Das Statement von Frau Schlei fällt leider weit zurück hinter die taktische Raffiness Hochhausbefürworter Kollhofscher Prägung, es macht nur eins sehr deutlich: bereits das Verständnis für die Art und Dimension der vorliegenden baukulturelle Problematik ist gelinde gesagt ‚unterentwickelt’.

Es hat schon andere Auseinandersetzungen um Neubauprojekte im Weichbild von Stätten des Weltkulturerbes gegeben. Man denke nur an die Dimensionierung des ‚Potsdam Center’ im Umfeld der Potsdamer Schloßlandschaft, wo die Stadtväter nach harten Auseinadersetzungen jedoch mehr Sensibliltiät und Lernfähigkeit für die Gesamtproblematik entwickelten und schließlich ein Kompromiß erreicht wurde, der die Baumasse in wesentlichem Maße reduzierte. Ist dies in Köln nicht möglich und die Stadt nur Opfer einer umtriebrig-abgehobenen Verbands-Geschmacksmaffia? Das entschlossene Fazit scheint zu heißen: ‚we don not understand und arbeiten am besseren Eigenmarketing’- ansonsten nichts Neues beim fortschreitenden Turmhausbau in Wolkenkuckucksstadt.

Für die betraffende Problematik gab es früher zwei eindeutige Begriffe: Stadtbaukunst und Baukunst. Die baukünstlerische Leistung, die sich in den geplanten und realisierten Hochbauten abbildet, ist eher flach, von Zukunftsarchitektur keine Spur- eher Dutzendware. Wieso hier nicht wie anderorts schadlos abgespeckt werden kann, bleibt unerklärlich und eine neuerliche Grundsatzdebatte in der Hochhausfrage ist angesichts des gezeigten architektonischen Niveaus eher überflüssig.

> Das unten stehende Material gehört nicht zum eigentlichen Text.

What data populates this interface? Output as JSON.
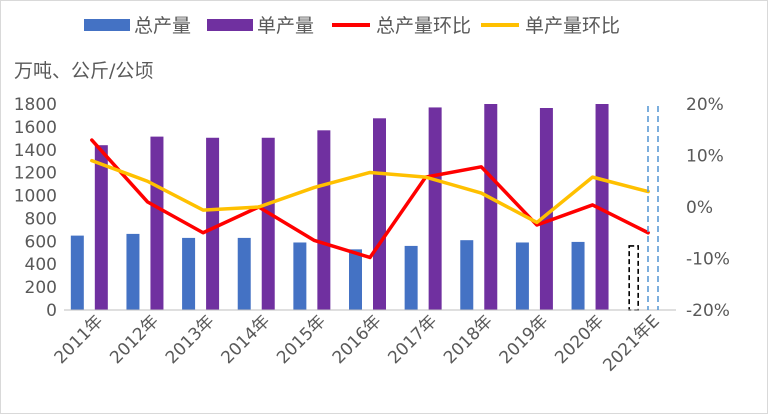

Armes Colonia- in Köln schein man immer noch Kultur mit Kommerz und dabei in unseliger Allianz zu verwechseln, eine Verbesserung dieser Situation ist nicht in Sicht. Insofern ist es eher erfreulich, daß dem Land eine solche Art von europäischer Kulturhauptstadt mit unterentwickelter kultureller Orientierung erspart geblieben ist.